6) 1986 Chateau Chasse-Spleen, Moulis en Médoc – Another bottle that had cork taint. This wasn’t as bad as the Grand Mayne, and eventually it did blow off and a smokey bouquet of plum and cherry came through. Even though it was over twenty years old, there were still good tannins and a lengthy finish.
5) 1988 Chateau Duhart-Milon, Pauillac – A slight barnyard smell with tobacco aromas. On the palate, tart cherry and a slight earthiness. Very smooth but not overly exciting.
4) 1986 Chateau Meyney, St. Estéphe – Initially tight but eventually opened up to a fine earthy bouquet marred only by a trace of vegetal aroma, i.e., green pepper. Bright cherry flavors with a smooth finish, however, it left a distinct metallic taste.
3) 1989 Chateau De Fieuzal, Passac-Léognan – Also quite tight initially. Pipe tobacco aromas and a pleasant earthiness led to flavors of tart cherry and raspberry with a rather flat mid-palate and medium finish. I ranked this my number 5 despite the group ranking.
2) 1986 Chateau Sociando-Mallet, Haut Médoc – I really enjoyed this one and it was one of the few that both Sheri and I agreed on. Not as earthy as most of the others, it had more of an oaky, leathery aroma and flavors of cherry, plum and a touch of vanilla. For its age, it had nice smooth tannins and a relatively long finish. Also my number 2 ranked.
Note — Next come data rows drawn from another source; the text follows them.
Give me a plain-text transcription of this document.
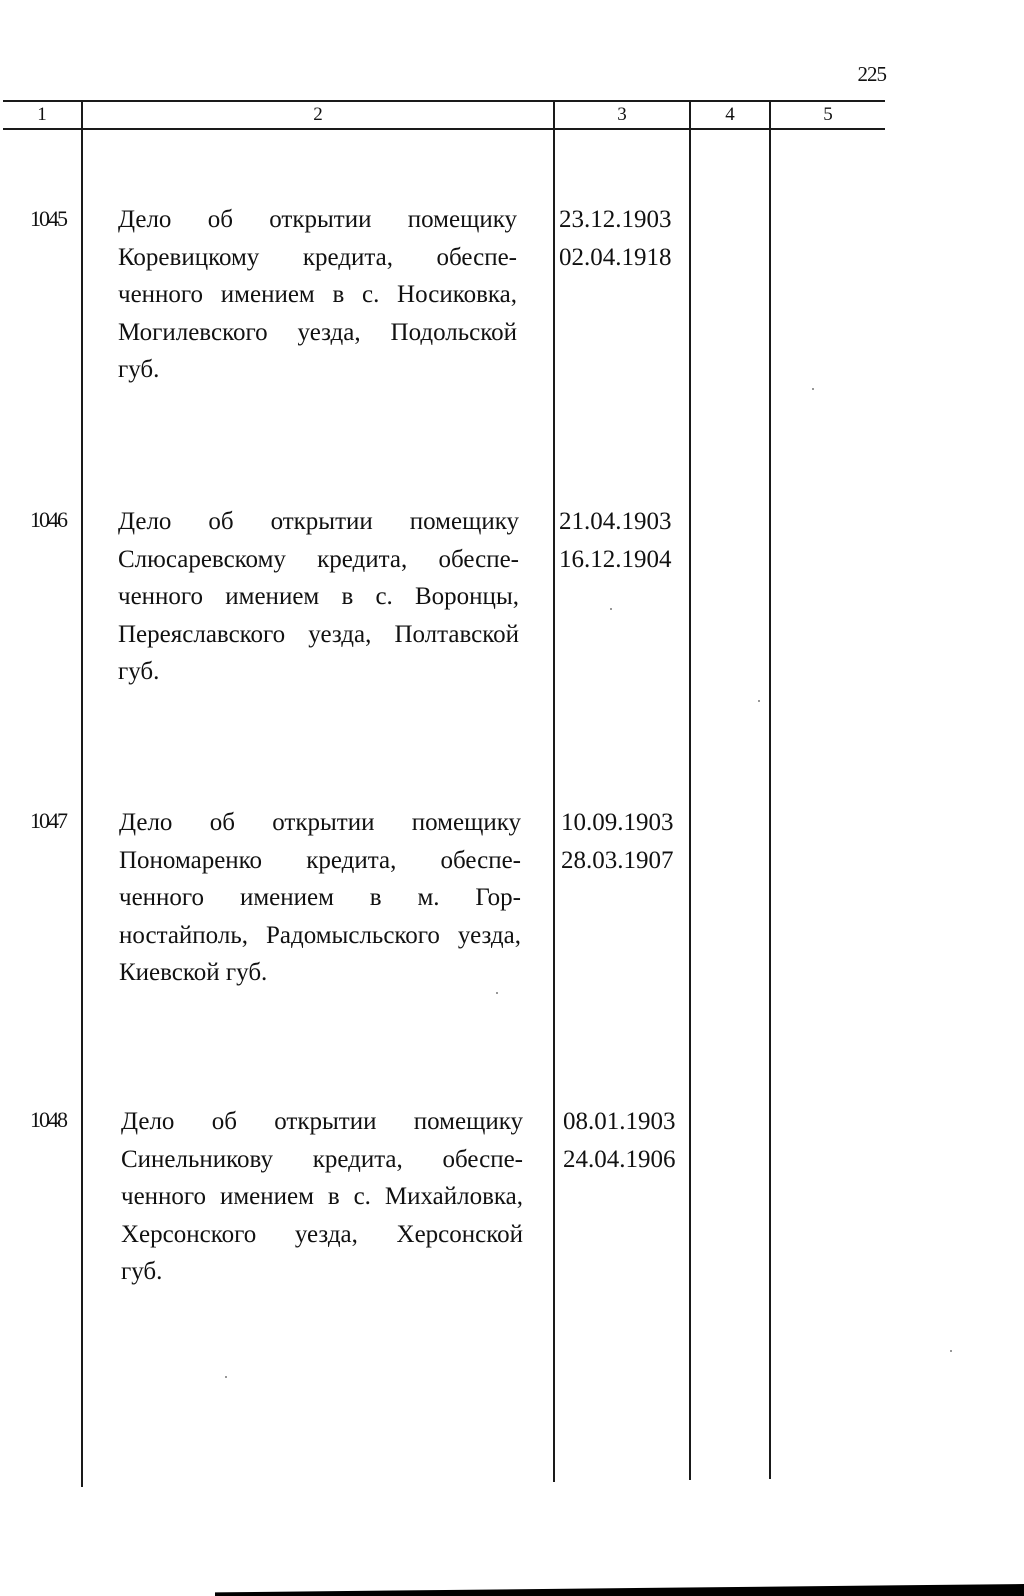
225
1	2	3	4	5
1045 Дело об открытии помещику
Коревицкому кредита, обеспе-
ченного имением в с. Носиковка,
Могилевского уезда, Подольской
губ.
23.12.1903
02.04.1918
1046 Дело об открытии помещику
Слюсаревскому кредита, обеспе-
ченного имением в с. Воронцы,
Переяславского уезда, Полтавской
губ.
21.04.1903
16.12.1904
1047 Дело об открытии помещику
Пономаренко кредита, обеспе-
ченного имением в м. Гор-
ностайполь, Радомысльского уезда,
Киевской губ.
10.09.1903
28.03.1907
1048 Дело об открытии помещику
Синельникову кредита, обеспе-
ченного имением в с. Михайловка,
Херсонского уезда, Херсонской
губ.
08.01.1903
24.04.1906
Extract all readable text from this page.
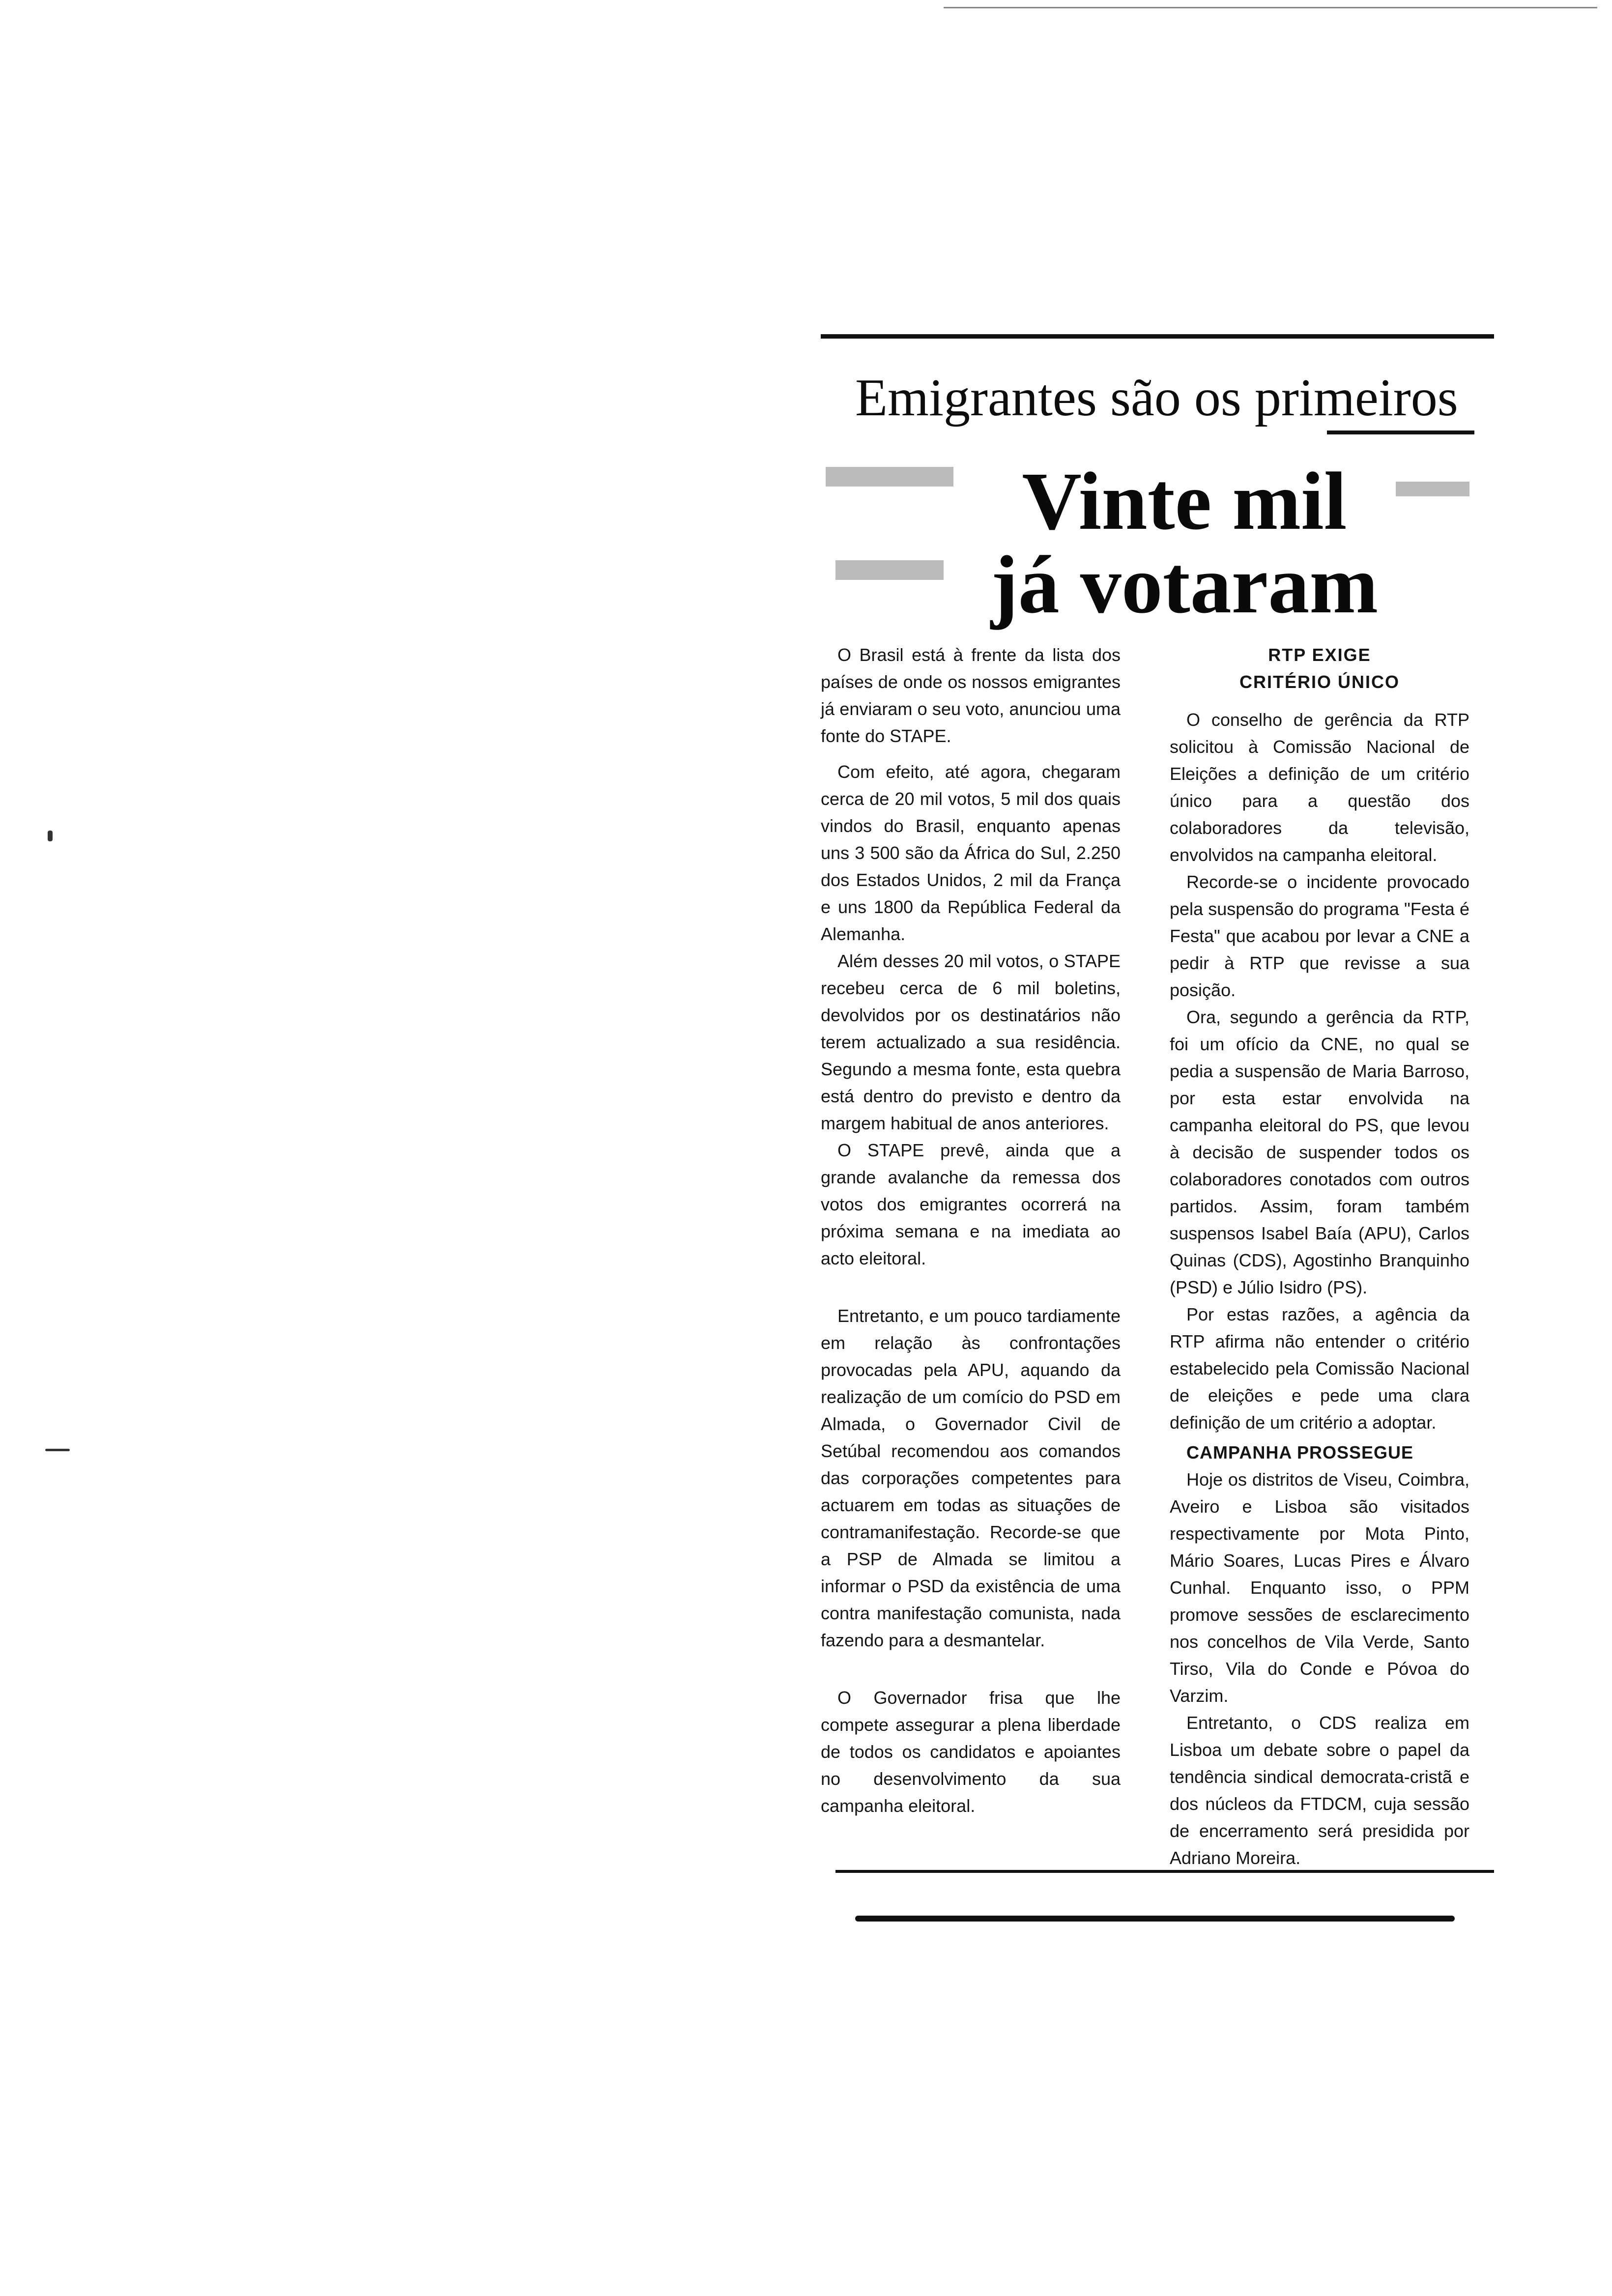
Emigrantes são os primeiros
Vinte mil
já votaram

O Brasil está à frente da lista dos países de onde os nossos emigrantes já enviaram o seu voto, anunciou uma fonte do STAPE.

Com efeito, até agora, chegaram cerca de 20 mil votos, 5 mil dos quais vindos do Brasil, enquanto apenas uns 3 500 são da África do Sul, 2.250 dos Estados Unidos, 2 mil da França e uns 1800 da República Federal da Alemanha.

Além desses 20 mil votos, o STAPE recebeu cerca de 6 mil boletins, devolvidos por os destinatários não terem actualizado a sua residência. Segundo a mesma fonte, esta quebra está dentro do previsto e dentro da margem habitual de anos anteriores.

O STAPE prevê, ainda que a grande avalanche da remessa dos votos dos emigrantes ocorrerá na próxima semana e na imediata ao acto eleitoral.

Entretanto, e um pouco tardiamente em relação às confrontações provocadas pela APU, aquando da realização de um comício do PSD em Almada, o Governador Civil de Setúbal recomendou aos comandos das corporações competentes para actuarem em todas as situações de contramanifestação. Recorde-se que a PSP de Almada se limitou a informar o PSD da existência de uma contra manifestação comunista, nada fazendo para a desmantelar.

O Governador frisa que lhe compete assegurar a plena liberdade de todos os candidatos e apoiantes no desenvolvimento da sua campanha eleitoral.

RTP EXIGE

CRITÉRIO ÚNICO

O conselho de gerência da RTP solicitou à Comissão Nacional de Eleições a definição de um critério único para a questão dos colaboradores da televisão, envolvidos na campanha eleitoral.

Recorde-se o incidente provocado pela suspensão do programa "Festa é Festa" que acabou por levar a CNE a pedir à RTP que revisse a sua posição.

Ora, segundo a gerência da RTP, foi um ofício da CNE, no qual se pedia a suspensão de Maria Barroso, por esta estar envolvida na campanha eleitoral do PS, que levou à decisão de suspender todos os colaboradores conotados com outros partidos. Assim, foram também suspensos Isabel Baía (APU), Carlos Quinas (CDS), Agostinho Branquinho (PSD) e Júlio Isidro (PS).

Por estas razões, a agência da RTP afirma não entender o critério estabelecido pela Comissão Nacional de eleições e pede uma clara definição de um critério a adoptar.

CAMPANHA PROSSEGUE

Hoje os distritos de Viseu, Coimbra, Aveiro e Lisboa são visitados respectivamente por Mota Pinto, Mário Soares, Lucas Pires e Álvaro Cunhal. Enquanto isso, o PPM promove sessões de esclarecimento nos concelhos de Vila Verde, Santo Tirso, Vila do Conde e Póvoa do Varzim.

Entretanto, o CDS realiza em Lisboa um debate sobre o papel da tendência sindical democrata-cristã e dos núcleos da FTDCM, cuja sessão de encerramento será presidida por Adriano Moreira.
1) 1989 Chateau Meyney, St. Estéphe – One of the few that had a bit more depth to the garnet color but still with an amber A little tight at first but opened to nice bing cherry aromas with just a touch of earthiness. Subtle flavors of stone fruits and black olives. Definitely fuller-bodied than most of the others with a really nice chewy mouthfeel, smooth tannins and a fairly long finish. This was also my number 1 ranked.

What this tells me is that if you have any twenty year-old Bordeaux sitting around in your cellar, now might be a good time to give some of them a try. Several of these where showing really well, while some were probably better at one time and are on the downhill side of good now. All in all, an interesting evening with some great wines.